Modello animale, non se ne può fare a meno
Nonostante l'opposizione diffusa, lo studio e la cura delle malattie devono necessariamente passare per i test in vivo. Spiega perché Francesco Clementi dell'Istituto di neuroscienze del Cnr di Milano
Quando si parla di sperimentazione animale è difficile separare il piano emotivo da quello scientifico e l’opinione pubblica si divide tra pro e contro. Ma qual è la posizione della comunità scientifica?
“Al momento non possiamo assolutamente farne a meno”, afferma Francesco Clementi, dell’Istituto di neuroscienze (In) del Cnr di Milano. “Senza passare per il modello animale non è possibile studiare sistemi complessi quali il sistema nervoso centrale poiché al momento nessuno degli altri modelli validati o in via di validazione è in grado di fornire informazioni sull’organismo completo”.
Anche un caso tristemente famoso come quello della talidomide, farmaco assunto da molte donne incinte che causò la nascita di bambini focomelici alla fine degli anni '50, conferma questa imprescindibilità. “Il farmaco era stato testato in modo non approfondito su roditori, ma solo attraverso i successivi studi su altre specie animali si è riusciti a spiegarne l’effetto e da allora non si sono più verificati casi simili”, afferma il neuroscienziato: “Un successo recente è uno studio pubblicato su 'Science’ sul legame tra un vaccino, chiamato Pandemrix, e la narcolessia, che non si sarebbe potuto spiegare senza la sperimentazione sugli animali”.
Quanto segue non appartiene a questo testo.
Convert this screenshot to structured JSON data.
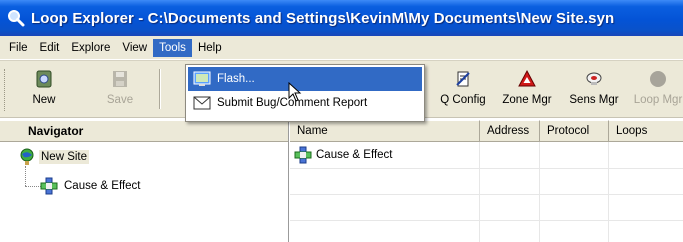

D’altra parte, il lavoro dei ricercatori si ispira al principio delle '3 R’, proposto nel 1959 da William Russell e Rex Burch: replacement, reducement, refinement. Si utilizzano, quando possibile, modelli diversi da quello animale, mirando meglio gli esperimenti, in modo da ridurne il numero al minimo. “Conviene anche da un punto di vista economico. I costi dei modelli in vitro o in silico sono molto inferiori a quelli dei test in vivo”, spiega il ricercatore dell’In-Cnr, “ma i dati biomedici di background raccolti sugli animali servono a dare indicazioni ineludibili”.
Per refinement, invece, si intende il miglioramento delle condizioni degli stabulari esigenza che risponde a motivazioni etiche e scientifiche. La ricerca sperimentale in Italia è severamente controllata dal ministero della Sanità, che deve approvare ogni protocollo di ricerca e vigila, attraverso le Asl, sulle condizioni degli animali. “Il benessere degli animali incide positivamente sul successo della ricerca e sulla riproducibilità dei dati, dunque cerchiamo di sottoporli a meno stress possibile. Siamo per questo molto colpiti dall’azione di alcuni attivisti che, portando le cavie fuori dal nostro stabulario, le hanno condannate a morte certa”, continua Clementi, riferendosi al blitz del 20 aprile 2013 ai danni del Dipartimento di farmacologia della Statale di Milano.
In Italia, la Direttiva europea 63/2010 sul tema è stata recepita con alcune forti restrizioni. “Tra i limiti, il divieto all’uso di animali negli studi sugli xenotrapianti o sulle sostanze d’abuso, nonostante i milioni di persone che muoiono per patologie causate da fumo di tabacco”, dichiara lo scienziato.
Vista la delicatezza del tema, è molto importante un’informazione chiara e trasparente a riguardo. “Per questo ne parliamo molto nelle scuole, con docenti e studenti, perché tutti possano farsi una propria opinione, ma a partire da basi scientifiche e non solo da rispettabilissime istanze emotive”, conclude Clementi.